For a change of pace I watched the French crime drama series La Forêt (The Forest), which starts with a missing teenage girl and ends up being an on-again off-again edge of your seat nail biter with some inexplicable parts. French films usually do puzzle me, so I was not surprised when this 6-episode series did the same.
The premise: village police are called to investigate the disappearance of Jennifer Lenoir, a sixteen-year-old who vanishes in a forest in the Ardennes, Belgium. They're assisted (and sometimes hampered) by her teacher, a former nameless orphan who had some kind of traumatic experience in the same forest when she was a little girl. Then two more girls disappear and the case is linked to even more missing persons cases from the past.

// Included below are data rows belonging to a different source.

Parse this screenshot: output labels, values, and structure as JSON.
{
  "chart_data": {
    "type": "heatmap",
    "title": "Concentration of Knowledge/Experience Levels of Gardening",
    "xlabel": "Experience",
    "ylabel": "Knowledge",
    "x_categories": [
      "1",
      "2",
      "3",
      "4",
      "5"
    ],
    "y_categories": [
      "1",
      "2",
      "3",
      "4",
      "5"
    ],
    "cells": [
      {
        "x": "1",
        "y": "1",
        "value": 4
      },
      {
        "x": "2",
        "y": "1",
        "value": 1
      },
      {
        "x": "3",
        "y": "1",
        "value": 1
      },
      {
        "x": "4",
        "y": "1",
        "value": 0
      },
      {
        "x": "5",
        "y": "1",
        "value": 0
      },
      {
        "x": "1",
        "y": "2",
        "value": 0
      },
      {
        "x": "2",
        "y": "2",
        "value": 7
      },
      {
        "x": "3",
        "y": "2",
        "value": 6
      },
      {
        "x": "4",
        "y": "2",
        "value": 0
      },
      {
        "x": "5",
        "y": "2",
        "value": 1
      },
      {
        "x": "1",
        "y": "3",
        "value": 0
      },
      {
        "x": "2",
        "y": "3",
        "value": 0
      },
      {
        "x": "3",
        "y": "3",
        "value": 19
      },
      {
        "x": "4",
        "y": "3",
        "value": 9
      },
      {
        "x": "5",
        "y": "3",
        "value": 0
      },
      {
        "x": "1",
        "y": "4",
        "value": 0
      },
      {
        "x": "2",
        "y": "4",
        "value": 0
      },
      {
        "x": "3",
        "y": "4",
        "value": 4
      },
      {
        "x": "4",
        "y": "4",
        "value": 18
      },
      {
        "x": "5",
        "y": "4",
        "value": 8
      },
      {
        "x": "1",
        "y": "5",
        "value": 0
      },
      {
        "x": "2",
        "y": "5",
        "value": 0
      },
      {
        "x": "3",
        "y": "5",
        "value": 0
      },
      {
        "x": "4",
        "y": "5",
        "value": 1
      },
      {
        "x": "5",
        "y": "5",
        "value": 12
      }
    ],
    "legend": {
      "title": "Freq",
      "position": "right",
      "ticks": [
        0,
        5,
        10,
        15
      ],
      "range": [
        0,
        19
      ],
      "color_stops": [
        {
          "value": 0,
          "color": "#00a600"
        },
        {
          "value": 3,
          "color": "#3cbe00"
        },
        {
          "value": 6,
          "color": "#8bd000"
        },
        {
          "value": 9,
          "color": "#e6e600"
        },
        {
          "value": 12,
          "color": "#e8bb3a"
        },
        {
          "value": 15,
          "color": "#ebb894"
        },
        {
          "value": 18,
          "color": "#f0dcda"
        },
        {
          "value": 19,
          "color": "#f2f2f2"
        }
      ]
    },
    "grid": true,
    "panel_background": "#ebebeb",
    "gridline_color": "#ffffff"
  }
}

The plot is a bit all over the place, especially concerning Virginie, the female cop on the case (played very well by Suzanne Clément) and Eve Mendel, the very puzzling former orphan/present French teacher to the missing girls (played by the curiously ethereal Alexia Barlier.) Samuel Labarthe, who skillfully plays lead cop Gaspard Decker, was absolutely awesome in his role and kept me watching. There are several subplots that are more red herrings than anything, and more confusing characters in the secondary cast. While I was wading through all that I happened to notice something that helped me tag the real villain by episode 4.
It's a fairly good mystery cluttered by too many characters and waaaaay too much backstory. Simplifying and reducing the cast and the subplots would have been a big service to this production. I did like how the forest was used almost like a character, ala the island in Lost. Available on Netflix.